How would i solve for find y in these two problems? I'm looking over a similar example which used substitution but I'm confused on these two.
\(\displaystyle \frac{dy}{dx} - \frac{y}{x} = (\ln{x})^4\).

This is first order linear, so the integrating factor is

\(\displaystyle e^{-\frac{1}{x}\,dx} = e^{-\ln{x}} = e^{\ln{(x)^{-1}}} = x^{-1}\).


Multiplying through by the integrating factor gives:

\(\displaystyle x^{-1}\,\frac{dy}{dx} - x^{-2}y = x^{-1}(\ln{x})^4\)

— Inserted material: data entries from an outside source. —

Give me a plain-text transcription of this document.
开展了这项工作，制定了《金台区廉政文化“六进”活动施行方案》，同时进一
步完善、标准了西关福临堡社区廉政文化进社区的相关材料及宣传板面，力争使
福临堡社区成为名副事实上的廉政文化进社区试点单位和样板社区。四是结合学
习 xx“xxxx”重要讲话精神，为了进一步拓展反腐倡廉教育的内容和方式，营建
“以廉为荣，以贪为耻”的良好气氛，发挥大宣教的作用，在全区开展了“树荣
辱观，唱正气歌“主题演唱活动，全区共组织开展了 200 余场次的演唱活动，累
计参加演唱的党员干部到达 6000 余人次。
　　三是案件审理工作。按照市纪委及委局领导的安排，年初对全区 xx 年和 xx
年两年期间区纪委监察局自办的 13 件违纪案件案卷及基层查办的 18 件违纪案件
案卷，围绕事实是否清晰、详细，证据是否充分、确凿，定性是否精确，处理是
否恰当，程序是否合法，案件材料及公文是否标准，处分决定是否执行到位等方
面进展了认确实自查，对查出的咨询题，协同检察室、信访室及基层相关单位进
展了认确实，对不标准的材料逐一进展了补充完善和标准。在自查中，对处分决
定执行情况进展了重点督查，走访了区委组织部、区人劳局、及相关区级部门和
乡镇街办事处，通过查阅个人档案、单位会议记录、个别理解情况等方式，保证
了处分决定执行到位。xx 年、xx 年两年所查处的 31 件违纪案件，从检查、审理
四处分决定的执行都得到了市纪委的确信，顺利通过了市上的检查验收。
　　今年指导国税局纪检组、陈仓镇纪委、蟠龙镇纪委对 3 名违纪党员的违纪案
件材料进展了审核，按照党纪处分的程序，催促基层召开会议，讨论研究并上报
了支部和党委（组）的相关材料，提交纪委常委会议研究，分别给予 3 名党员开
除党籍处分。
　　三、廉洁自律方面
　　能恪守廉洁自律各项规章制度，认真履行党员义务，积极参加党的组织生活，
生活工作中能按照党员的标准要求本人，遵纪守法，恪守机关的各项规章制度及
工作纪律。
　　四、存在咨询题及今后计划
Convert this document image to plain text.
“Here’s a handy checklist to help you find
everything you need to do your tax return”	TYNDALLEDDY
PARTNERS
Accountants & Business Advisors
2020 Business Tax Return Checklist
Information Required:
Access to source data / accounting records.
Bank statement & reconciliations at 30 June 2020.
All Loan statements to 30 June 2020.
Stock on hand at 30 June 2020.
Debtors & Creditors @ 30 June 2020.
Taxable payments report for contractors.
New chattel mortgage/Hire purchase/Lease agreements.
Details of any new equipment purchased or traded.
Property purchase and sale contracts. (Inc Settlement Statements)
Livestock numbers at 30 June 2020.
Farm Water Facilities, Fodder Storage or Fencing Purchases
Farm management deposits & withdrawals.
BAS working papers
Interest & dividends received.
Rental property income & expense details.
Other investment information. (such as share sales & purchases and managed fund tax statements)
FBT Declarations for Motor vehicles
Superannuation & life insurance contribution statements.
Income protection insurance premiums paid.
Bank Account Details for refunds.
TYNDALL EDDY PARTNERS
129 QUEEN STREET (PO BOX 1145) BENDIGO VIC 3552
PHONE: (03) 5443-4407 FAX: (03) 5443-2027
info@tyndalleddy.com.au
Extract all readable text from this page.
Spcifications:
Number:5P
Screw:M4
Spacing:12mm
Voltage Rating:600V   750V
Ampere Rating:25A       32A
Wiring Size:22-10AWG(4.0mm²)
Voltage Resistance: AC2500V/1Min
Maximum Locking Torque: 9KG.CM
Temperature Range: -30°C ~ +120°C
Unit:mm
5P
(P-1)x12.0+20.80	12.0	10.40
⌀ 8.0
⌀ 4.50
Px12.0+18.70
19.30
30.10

\(\displaystyle \frac{d}{dx}(x^{-1}y) = x^{-1}(\ln{x})^4\)

\(\displaystyle x^{-1}y = \int{(\ln{x})^4\,x^{-1}\,dx}\).


Now make the substitution \(\displaystyle u = \ln{x}\) so that \(\displaystyle du = x^{-1}\,dx\), the equation becomes

\(\displaystyle x^{-1}y = \int{u^4\,du}\)

\(\displaystyle x^{-1}y = \frac{u^5}{5} + C\)

\(\displaystyle x^{-1}y = \frac{(\ln{x})^5}{5} + C\)

\(\displaystyle y = \frac{x(\ln{x})^5}{5} + Cx\).